Ben Mahmoud L, Ghozzi H, Kamoun A, Hakim A, Hachicha H, Hammami S, Sahnoun Z, Zalila N, Makni H, Zeghal K
Department of Pharmacology, Faculty of medicine of Sfax, 3029 Sfax, Tunisia.
Pathol Biol (Paris). 2012 Oct;60(5):324-30. doi: 10.1016/j.patbio.2011.07.001.

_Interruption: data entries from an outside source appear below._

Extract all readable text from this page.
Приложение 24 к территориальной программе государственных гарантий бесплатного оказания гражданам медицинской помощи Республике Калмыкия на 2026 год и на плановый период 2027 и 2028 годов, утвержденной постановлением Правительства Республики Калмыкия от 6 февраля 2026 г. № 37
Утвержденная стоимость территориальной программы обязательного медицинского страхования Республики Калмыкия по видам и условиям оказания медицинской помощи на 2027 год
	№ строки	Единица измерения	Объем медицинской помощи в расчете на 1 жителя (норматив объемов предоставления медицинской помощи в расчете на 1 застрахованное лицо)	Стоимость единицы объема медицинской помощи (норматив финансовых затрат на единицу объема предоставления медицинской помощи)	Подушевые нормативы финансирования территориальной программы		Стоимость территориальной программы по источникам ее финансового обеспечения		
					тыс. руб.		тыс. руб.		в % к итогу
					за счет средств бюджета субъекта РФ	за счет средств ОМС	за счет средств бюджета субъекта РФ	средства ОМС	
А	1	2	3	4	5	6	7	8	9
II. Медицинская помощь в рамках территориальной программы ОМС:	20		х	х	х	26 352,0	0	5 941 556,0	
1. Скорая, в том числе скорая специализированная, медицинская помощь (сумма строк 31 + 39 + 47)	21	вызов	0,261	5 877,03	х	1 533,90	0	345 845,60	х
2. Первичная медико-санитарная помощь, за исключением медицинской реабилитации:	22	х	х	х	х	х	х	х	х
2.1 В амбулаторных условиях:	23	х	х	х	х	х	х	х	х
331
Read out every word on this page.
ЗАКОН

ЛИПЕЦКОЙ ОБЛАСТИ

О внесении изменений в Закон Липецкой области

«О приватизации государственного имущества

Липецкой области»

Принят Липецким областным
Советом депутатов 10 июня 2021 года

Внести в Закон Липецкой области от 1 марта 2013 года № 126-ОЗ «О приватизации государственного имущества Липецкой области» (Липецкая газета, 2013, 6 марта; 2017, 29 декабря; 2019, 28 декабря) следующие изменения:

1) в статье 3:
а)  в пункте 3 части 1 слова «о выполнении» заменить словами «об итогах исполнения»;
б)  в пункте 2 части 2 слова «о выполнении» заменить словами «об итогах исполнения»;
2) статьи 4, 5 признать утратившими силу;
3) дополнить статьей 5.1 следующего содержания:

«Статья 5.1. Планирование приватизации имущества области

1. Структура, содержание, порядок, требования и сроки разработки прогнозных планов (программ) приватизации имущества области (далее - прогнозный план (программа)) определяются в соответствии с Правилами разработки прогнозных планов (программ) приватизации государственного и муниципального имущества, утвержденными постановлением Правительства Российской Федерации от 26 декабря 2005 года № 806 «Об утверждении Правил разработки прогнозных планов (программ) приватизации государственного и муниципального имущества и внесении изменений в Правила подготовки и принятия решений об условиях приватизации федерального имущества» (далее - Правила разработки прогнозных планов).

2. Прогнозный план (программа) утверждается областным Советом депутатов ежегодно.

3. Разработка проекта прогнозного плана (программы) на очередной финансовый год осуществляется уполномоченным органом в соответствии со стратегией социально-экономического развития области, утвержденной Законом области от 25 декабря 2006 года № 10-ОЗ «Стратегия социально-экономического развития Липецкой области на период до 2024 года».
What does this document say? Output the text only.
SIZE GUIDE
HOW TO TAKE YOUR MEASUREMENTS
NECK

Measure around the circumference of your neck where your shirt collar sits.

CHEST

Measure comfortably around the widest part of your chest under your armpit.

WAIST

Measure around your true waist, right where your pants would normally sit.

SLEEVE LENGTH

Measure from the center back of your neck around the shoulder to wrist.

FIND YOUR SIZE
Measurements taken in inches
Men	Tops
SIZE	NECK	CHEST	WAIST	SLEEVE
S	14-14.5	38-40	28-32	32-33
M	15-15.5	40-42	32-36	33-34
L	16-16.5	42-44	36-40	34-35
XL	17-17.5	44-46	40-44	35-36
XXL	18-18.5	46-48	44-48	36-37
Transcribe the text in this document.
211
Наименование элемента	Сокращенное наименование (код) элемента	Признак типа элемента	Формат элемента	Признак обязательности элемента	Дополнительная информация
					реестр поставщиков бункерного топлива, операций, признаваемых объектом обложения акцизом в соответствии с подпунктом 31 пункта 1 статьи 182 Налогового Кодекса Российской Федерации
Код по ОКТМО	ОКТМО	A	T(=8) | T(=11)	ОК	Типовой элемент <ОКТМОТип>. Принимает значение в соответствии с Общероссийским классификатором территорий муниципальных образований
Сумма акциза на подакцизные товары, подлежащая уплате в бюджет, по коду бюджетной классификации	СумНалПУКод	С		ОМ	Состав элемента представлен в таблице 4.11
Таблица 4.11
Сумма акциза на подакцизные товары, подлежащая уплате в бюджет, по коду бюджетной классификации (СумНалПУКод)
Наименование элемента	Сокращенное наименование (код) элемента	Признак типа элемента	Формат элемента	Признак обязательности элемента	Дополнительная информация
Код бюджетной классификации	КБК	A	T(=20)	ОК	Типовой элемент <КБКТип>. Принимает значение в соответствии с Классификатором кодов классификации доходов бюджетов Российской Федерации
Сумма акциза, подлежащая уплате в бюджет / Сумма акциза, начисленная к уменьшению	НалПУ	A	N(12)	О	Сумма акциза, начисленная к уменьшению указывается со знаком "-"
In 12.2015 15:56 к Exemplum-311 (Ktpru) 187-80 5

Antituberculosis drug-induced hepatitis attributed to isoniazide (INH) is one of the most prevalent drug-induced liver injuries. INH is metabolized by hepatic N-acetyltransferase 2 (NAT2) to form hepatotoxins.
To evaluate whether polymorphism of the NAT2 gene was associated with antituberculosis drug-induced hepatotoxicity in Tunisian patients.
A total of 66 patients with tuberculosis (TB) who received anti-TB treatment were followed prospectively. Their NAT2 genotype was determined using polymerase chain reaction-restriction fragment length polymorphism (PCR-RFLP). We identified three single nucleotide polymorphisms (SNPs); 481C to T (NAT25B), 590G to A (NAT26A) and 857G to A (NAT2*7B). Univariate analysis and logistic regression analysis were used to evaluate the risk factors of isoniazid-induced hepatitis.
Fourteen patients (21.2%) were diagnosed with anti-TB drug-induced hepatitis. None of the rapid acetylators-type patients have expressed serum aminotransferase elevation. Among patients with hepatotoxicity, slow acetylators-type patients had a higher risk of hepatotoxicity than intermediate acetylators (21.4% vs. 78.6%, P=0.01). Statistical analysis revealed that the frequency of a variant diplotypes, NAT25B/5B and NAT26A/6A, were significantly increased in TB patients with hepatotoxicity, compared with those without hepatotoxicity (P=0.01, odds ratio [OR]=7.6 and P=0.029, OR=15, respectively). By contrast, the frequency of the rapid acetylation NAT2*4 allele was significantly lower in TB patients with hepatotoxicity than those without hepatotoxicity (P=0.02, OR=0.18). Moreover, 590G/G genotype was associated with decreased hepatotoxicity (P=0.01); by contrast, homozygous point mutation at position 481 and 590 were associated with a higher risk of hepatotoxicity (P=0.01).
Our results suggest that the slow-acetylator status of NAT2 is risk factor for INH-induced hepatotoxicity. Moreover, diplotypes, NAT25B/5B, NAT26A/6A, 481T/T and 590A/A, are useful new biomarkers for predicting anti-TB drug-induced hepatotoxicity.
异烟肼(INH)所致抗结核药物性肝炎是最常见的药物性肝损伤之一。INH经肝脏N - 乙酰基转移酶2(NAT2)代谢形成肝毒素。
评估突尼斯患者中NAT2基因多态性与抗结核药物性肝毒性是否相关。
前瞻性随访66例接受抗结核治疗的结核病(TB)患者。采用聚合酶链反应 - 限制性片段长度多态性(PCR - RFLP)法测定其NAT2基因型。我们鉴定出3个单核苷酸多态性(SNP);481C突变为T(NAT25B)、590G突变为A(NAT26A)和857G突变为A(NAT2*7B)。采用单因素分析和逻辑回归分析评估异烟肼所致肝炎的危险因素。
14例患者(21.2%)被诊断为抗结核药物性肝炎。快速乙酰化型患者均未出现血清转氨酶升高。在发生肝毒性的患者中,慢乙酰化型患者发生肝毒性的风险高于中间乙酰化型患者(21.4%比78.6%,P = 0.01)。统计分析显示,与未发生肝毒性的TB患者相比,发生肝毒性的TB患者中变异双倍体型NAT25B/5B和NAT26A/No6A的频率显著增加(分别为P = 0.01,比值比[OR]=7.6;P = 0.029,OR = 15)。相比之下,发生肝毒性的TB患者中快速乙酰化NAT2*4等位基因的频率显著低于未发生肝毒性的患者(P = 0.02,OR = 0.18)。此外,590G/G基因型与肝毒性降低相关(P = 0.01);相比之下,481和590位点的纯合点突变与肝毒性风险较高相关(P = 0.01)。
我们的结果表明,NAT2的慢乙酰化状态是INH所致肝毒性的危险因素。此外,双倍体型NAT25B/5B、NAT26A/6A、481T/T和590A/A是预测抗结核药物性肝毒性的有用新生物标志物。